Nederland pleit voor rechten klimaatmigranten bij Internationaal Gerechtshof
Nederland heeft bij het Internationaal Gerechtshof in Den Haag gepleit voor meer aandacht en bescherming voor klimaatvluchtelingen. Deze groep heeft momenteel vrijwel geen juridische rechten. Volgens Nederland is er een internationale plicht om dit probleem gezamenlijk aan te pakken. Het pleidooi kwam tijdens een zaak die door de eilandstaat Vanuatu was aangespannen.

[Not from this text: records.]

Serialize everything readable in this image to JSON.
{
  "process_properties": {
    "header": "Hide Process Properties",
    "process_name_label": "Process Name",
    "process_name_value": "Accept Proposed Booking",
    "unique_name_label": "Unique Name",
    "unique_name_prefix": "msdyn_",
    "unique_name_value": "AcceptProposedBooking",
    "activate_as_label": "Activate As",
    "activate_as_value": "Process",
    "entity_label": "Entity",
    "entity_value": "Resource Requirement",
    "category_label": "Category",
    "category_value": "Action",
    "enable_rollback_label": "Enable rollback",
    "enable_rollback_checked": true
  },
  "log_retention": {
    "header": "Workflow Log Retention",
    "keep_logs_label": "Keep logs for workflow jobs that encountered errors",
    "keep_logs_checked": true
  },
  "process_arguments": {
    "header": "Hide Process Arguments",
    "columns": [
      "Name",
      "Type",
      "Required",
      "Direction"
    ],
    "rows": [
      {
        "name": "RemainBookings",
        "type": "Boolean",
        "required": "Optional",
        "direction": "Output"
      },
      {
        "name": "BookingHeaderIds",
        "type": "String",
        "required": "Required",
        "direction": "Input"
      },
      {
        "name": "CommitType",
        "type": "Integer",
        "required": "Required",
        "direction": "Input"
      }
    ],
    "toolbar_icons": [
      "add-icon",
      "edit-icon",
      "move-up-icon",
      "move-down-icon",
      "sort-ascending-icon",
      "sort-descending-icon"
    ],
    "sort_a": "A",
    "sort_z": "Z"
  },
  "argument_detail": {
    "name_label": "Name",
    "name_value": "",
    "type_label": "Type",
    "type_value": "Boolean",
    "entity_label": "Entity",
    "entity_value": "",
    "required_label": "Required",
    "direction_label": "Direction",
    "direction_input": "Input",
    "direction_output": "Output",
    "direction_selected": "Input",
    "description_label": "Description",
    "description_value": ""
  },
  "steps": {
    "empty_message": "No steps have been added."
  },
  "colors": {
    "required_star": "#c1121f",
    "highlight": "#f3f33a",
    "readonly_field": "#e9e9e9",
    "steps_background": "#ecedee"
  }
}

De rechtszaak draait om de vraag of landen verplicht zijn klimaatverandering tegen te gaan. Voor Vanuatu, een eilandengroep in de Stille Oceaan, is dit geen theoretische kwestie. Toenemende stormen en een stijgende zeespiegel bedreigen het voortbestaan van laaggelegen eilanden. Vanuatu wil daarnaast weten of landen aansprakelijk gesteld kunnen worden voor schade veroorzaakt door hun CO2-uitstoot.
Het Internationaal Gerechtshof gaf landen vorige week de mogelijkheid hun standpunten over deze zaak te presenteren. Nederland gebruikte deze kans om te wijzen op het gebrek aan rechten voor klimaatvluchtelingen.
Namens Nederland sprak jurist René Lefeber. Hij benadrukte dat de huidige internationale migratieregels geen juridische bescherming bieden aan mensen die moeten verhuizen door klimaatverandering. Vluchtelingen die vluchten voor oorlog en vervolging hebben rechten, maar voor klimaatmigranten ontbreken dergelijke regels.
Nederland pleit daarom voor het opnemen van klimaatmigratie op de internationale agenda. Dit kan bijvoorbeeld tijdens jaarlijkse klimaattoppen worden besproken. Volgens het Nederlandse pleidooi heeft de internationale gemeenschap een gezamenlijke verantwoordelijkheid om deze mensen een veilige plek te bieden.